Bütün kardeşlerden ricam, eğer ben sizlerin Kur’an’a ve Sünnete dair zihinlerinizi karıştırıyor, Ümmetin izlediği Sünnet yolunu terk ediyor ve bu akideye zarar veriyor isem, beni de sohbetlerinize çağırmayın ve beni de dışlayın..!

Ben de Haricilerin yaptığı gibi, Kur’an’la Sünnete karşı çıkıyorsam, bana aynı muameleyi yapınız..! Siz, bu insanlara değer verirken, onlar ise, Allah’ın Rasulü’nün (sallalahu aleyhi ve sellem) Sünnetiyle alay ediyorlar ve hatta argo ifadeler kullanarak İslam fıkhının ahkamı hakkında alayvari konuşabiliyorlar.

Allah katında Kur’an’ın ve Sünnetin hükümleriyle alay edenler de O’nun diniyle alay edenler zümresinden olacaklardır. Laikler gibi bir çok Kur’an ve Sünnet hükmünü inkar edenler ve akıllarını mutlak birer ilah edinmiş olanlar hangi İslamcılar ve hangi davetçilerdir?

Ey gençler..!

Vallahi siz iyi niyetlisiniz fakat, islam’da insan ve alim olma fıkhı konusunda eksikleriniz var. Bunu öğrenmeye ve seleften söz etmeye başladığınız zaman, bakın o İslamcılar nasıl sizi gericilik ve yedinci yüzyılda kalmakla suçluyorlar ve sizi klasik dinci olarak kınayacakalr.!
Ben bir zamanlar ez-Zemahşeri’yi eleştirdim diye, bana klasik ve bağnaz Ehl-İ sünnet demişti bir İslamcı yazar. Özelikle heva ve bid’at ehline dair olan fıkhımızı bilmiyoruz.
Bu söylediklerime gençlerin uymamaları yüzünden, birçok Müslüman gencin akılları fesada uğradı ve bazıları da kendilerine dalalet ehlinden imamlar buldular.

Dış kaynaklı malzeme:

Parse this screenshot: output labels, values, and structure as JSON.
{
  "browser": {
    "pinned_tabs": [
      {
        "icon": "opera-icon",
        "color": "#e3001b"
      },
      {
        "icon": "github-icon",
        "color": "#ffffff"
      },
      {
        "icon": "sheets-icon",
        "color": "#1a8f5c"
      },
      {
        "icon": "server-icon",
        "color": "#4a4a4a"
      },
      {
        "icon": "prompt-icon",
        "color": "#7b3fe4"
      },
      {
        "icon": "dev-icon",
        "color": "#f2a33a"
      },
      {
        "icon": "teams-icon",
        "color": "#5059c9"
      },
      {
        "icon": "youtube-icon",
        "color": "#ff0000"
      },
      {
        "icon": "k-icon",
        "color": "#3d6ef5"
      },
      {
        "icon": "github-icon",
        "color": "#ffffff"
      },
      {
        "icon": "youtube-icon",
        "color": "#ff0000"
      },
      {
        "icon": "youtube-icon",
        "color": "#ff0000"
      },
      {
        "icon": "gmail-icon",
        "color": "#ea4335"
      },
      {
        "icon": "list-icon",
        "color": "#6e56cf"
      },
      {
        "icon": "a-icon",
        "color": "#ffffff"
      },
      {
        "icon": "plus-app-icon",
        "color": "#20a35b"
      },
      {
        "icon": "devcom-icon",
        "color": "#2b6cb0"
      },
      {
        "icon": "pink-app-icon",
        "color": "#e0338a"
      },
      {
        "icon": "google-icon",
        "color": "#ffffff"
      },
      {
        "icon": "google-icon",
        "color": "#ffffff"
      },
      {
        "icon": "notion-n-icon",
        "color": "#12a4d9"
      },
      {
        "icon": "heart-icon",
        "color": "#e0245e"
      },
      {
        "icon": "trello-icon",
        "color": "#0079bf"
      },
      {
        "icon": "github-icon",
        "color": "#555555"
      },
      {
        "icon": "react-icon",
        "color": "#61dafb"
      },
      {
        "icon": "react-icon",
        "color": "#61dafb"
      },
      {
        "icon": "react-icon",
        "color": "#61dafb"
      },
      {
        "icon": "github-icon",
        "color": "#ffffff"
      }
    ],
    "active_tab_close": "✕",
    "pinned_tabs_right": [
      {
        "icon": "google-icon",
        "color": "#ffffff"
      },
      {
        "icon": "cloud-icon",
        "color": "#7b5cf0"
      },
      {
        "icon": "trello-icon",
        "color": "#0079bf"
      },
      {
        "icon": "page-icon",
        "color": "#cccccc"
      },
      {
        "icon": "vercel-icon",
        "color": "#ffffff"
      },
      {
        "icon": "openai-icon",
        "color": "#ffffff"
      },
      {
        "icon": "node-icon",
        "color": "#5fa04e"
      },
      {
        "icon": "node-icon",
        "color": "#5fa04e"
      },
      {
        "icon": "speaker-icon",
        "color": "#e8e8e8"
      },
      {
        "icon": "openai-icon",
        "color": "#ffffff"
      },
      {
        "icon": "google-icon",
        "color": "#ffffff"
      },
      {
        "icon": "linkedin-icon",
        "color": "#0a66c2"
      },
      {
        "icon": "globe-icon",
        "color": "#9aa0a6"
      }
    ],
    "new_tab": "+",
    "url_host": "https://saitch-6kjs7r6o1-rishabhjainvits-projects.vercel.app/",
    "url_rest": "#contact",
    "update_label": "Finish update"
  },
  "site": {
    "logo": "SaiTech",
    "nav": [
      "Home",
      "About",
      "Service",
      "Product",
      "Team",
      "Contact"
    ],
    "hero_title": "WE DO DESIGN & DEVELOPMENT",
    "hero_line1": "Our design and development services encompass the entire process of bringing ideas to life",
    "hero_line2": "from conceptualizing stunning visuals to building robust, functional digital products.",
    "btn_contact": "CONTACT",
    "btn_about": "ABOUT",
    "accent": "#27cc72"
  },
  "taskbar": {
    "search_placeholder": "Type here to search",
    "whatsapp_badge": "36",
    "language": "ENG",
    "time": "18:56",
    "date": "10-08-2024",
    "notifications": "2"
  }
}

Eğer Allah’ın rızasını kazanmak istiyorsanız; Kur’an ve Sünnete Allah’ın Rasulü (sallalahu aleyhi ve sellem) ve ashabının sahip çıktığı gibi sahip çıkın. Sahabenin ve selefin anladığını gibi anlayın ve onların izlediği yoldan ve ahlaktan başka bir yolla Allah’a davet etmeye kalkışmayın.

Aklını ilah edinenlere bakmayın, onlara göre Ümmet dediğimiz ne ki? Onlara Sorsanız ümmetten kaç âlimin siyretini ve usulünü bilirler ki?

Öyleyse, âlimlerimizin usulünü ve dindeki ahlaklarını tevhidden ve akideden ayrı bir yere koyamayız. Ahlak ve Sünnet olmadan tevhid olmaz. Akide, ancak Kur’an ve Sünnet üzere bina olunur, siz inkar edenlerin ve çok bilmiş modern İslamcı laiklerin Sünnette varid olan hükümleri inkar etmelerine bakmayın.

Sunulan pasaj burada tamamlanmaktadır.